Ob die Lösung permanent oder temporär ist, ist für Stork momentan zweitrangig. Die Menschen brauchten erst mal die Gewissheit, sicher und bequem ans Ziel kommen. In den Niederlanden und Kopenhagen ist das der Fall. Allerdings benötigten die Planer dort Jahrzehnte, um ihr Radwegenetz entsprechend aufzubauen. Die Zeit hat Deutschland nicht. Zwar hat das Bundesverkehrsministerium für den Ausbau des Radverkehrs 900 Millionen Euro zur Verfügung gestellt, aber Stork mahnt: „Das Geld muss in den kommenden vier Jahren investiert werden, sonst ist es weg.“ Das schafft aus seiner Sicht aber kaum eine Stadt. In Berlin dauert der Bau eines Radwegs von der Planung bis zur Fertigstellung immer noch vier Jahre – manchmal sogar länger. Deshalb fordert Stork, Radwegenetze zügig zu planen und sie zunächst als Pop-up-Lösungen anzulegen. „Pop-up ist das neue Maß im Radwegebau“, betont der international anerkannte und bestens vernetzte Experte.

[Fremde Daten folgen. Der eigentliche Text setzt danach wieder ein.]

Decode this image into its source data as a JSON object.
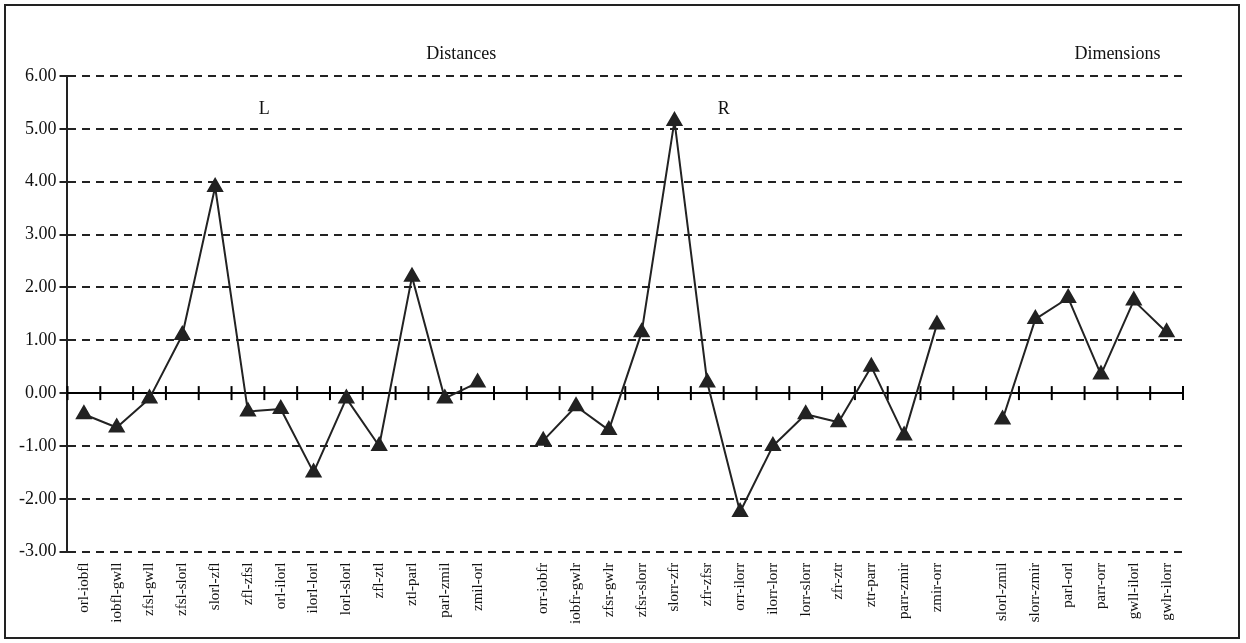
{
  "chart_data": {
    "type": "line",
    "categories": [
      "orl-iobfl",
      "iobfl-gwll",
      "zfsl-gwll",
      "zfsl-slorl",
      "slorl-zfl",
      "zfl-zfsl",
      "orl-ilorl",
      "ilorl-lorl",
      "lorl-slorl",
      "zfl-ztl",
      "ztl-parl",
      "parl-zmil",
      "zmil-orl",
      null,
      "orr-iobfr",
      "iobfr-gwlr",
      "zfsr-gwlr",
      "zfsr-slorr",
      "slorr-zfr",
      "zfr-zfsr",
      "orr-ilorr",
      "ilorr-lorr",
      "lorr-slorr",
      "zfr-ztr",
      "ztr-parr",
      "parr-zmir",
      "zmir-orr",
      null,
      "slorl-zmil",
      "slorr-zmir",
      "parl-orl",
      "parr-orr",
      "gwll-ilorl",
      "gwlr-ilorr"
    ],
    "series": [
      {
        "color": "#222222",
        "values": [
          -0.4,
          -0.65,
          -0.1,
          1.1,
          3.9,
          -0.35,
          -0.3,
          -1.5,
          -0.1,
          -1.0,
          2.2,
          -0.1,
          0.2,
          null,
          -0.9,
          -0.25,
          -0.7,
          1.15,
          5.15,
          0.2,
          -2.25,
          -1.0,
          -0.4,
          -0.55,
          0.5,
          -0.8,
          1.3,
          null,
          -0.5,
          1.4,
          1.8,
          0.35,
          1.75,
          1.15
        ]
      }
    ],
    "ylim": [
      -3,
      6
    ],
    "yticks": [
      {
        "value": -3,
        "label": "-3.00"
      },
      {
        "value": -2,
        "label": "-2.00"
      },
      {
        "value": -1,
        "label": "-1.00"
      },
      {
        "value": 0,
        "label": "0.00"
      },
      {
        "value": 1,
        "label": "1.00"
      },
      {
        "value": 2,
        "label": "2.00"
      },
      {
        "value": 3,
        "label": "3.00"
      },
      {
        "value": 4,
        "label": "4.00"
      },
      {
        "value": 5,
        "label": "5.00"
      },
      {
        "value": 6,
        "label": "6.00"
      }
    ],
    "grid": "y",
    "legend": false,
    "marker": "triangle",
    "line_style": "solid",
    "annotations": [
      "Distances",
      "Dimensions",
      "L",
      "R"
    ]
  }
}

Berlin als Modellstadt und zur Nachahmung empfohlen

In Deutschland ist die Hauptstadt Berlin bislang eine Ausnahme. Hier wird sichtbar, wie Corona bestehende Prozesse beschleunigt. Hier ist die Bevölkerung ebenso wie die Politik und die Verwaltung für einen Wechsel bereit. Bereits zuvor hat die Zivilgesellschaft in Berlin das 2018 beschlossene Mobilitätsgesetz durchgesetzt und damit den Bau moderner Radwegenetze mit Protected Bikelanes legitimiert. Der Anklang bei anderen deutschen Städten und Kommunen ist bislang noch sehr verhalten. Echte Nachahmer für die Einrichtung gibt es kaum, obwohl sich immer mehr Initiativen vor Ort für ihre Einrichtung stark machen. So hat Greenpeace Ende Mai in Zusammenarbeit mit anderen Verbänden in 30 deutschen Städten mit Warnstreifen, Pylonen und Piktogrammen auf die Probleme aufmerksam gemacht. Am Geld und am Know-how kann es eigentlich nicht liegen. Felix Weisbrich vom Berliner Straßen- und Grünflächenamt will Kollegen zum Nachahmen animieren. In seinem Auftrag hat das Planungsbüro Mobycon gerade einen Leitfaden zum Bau von Pop-up-Bikelanes erstellt.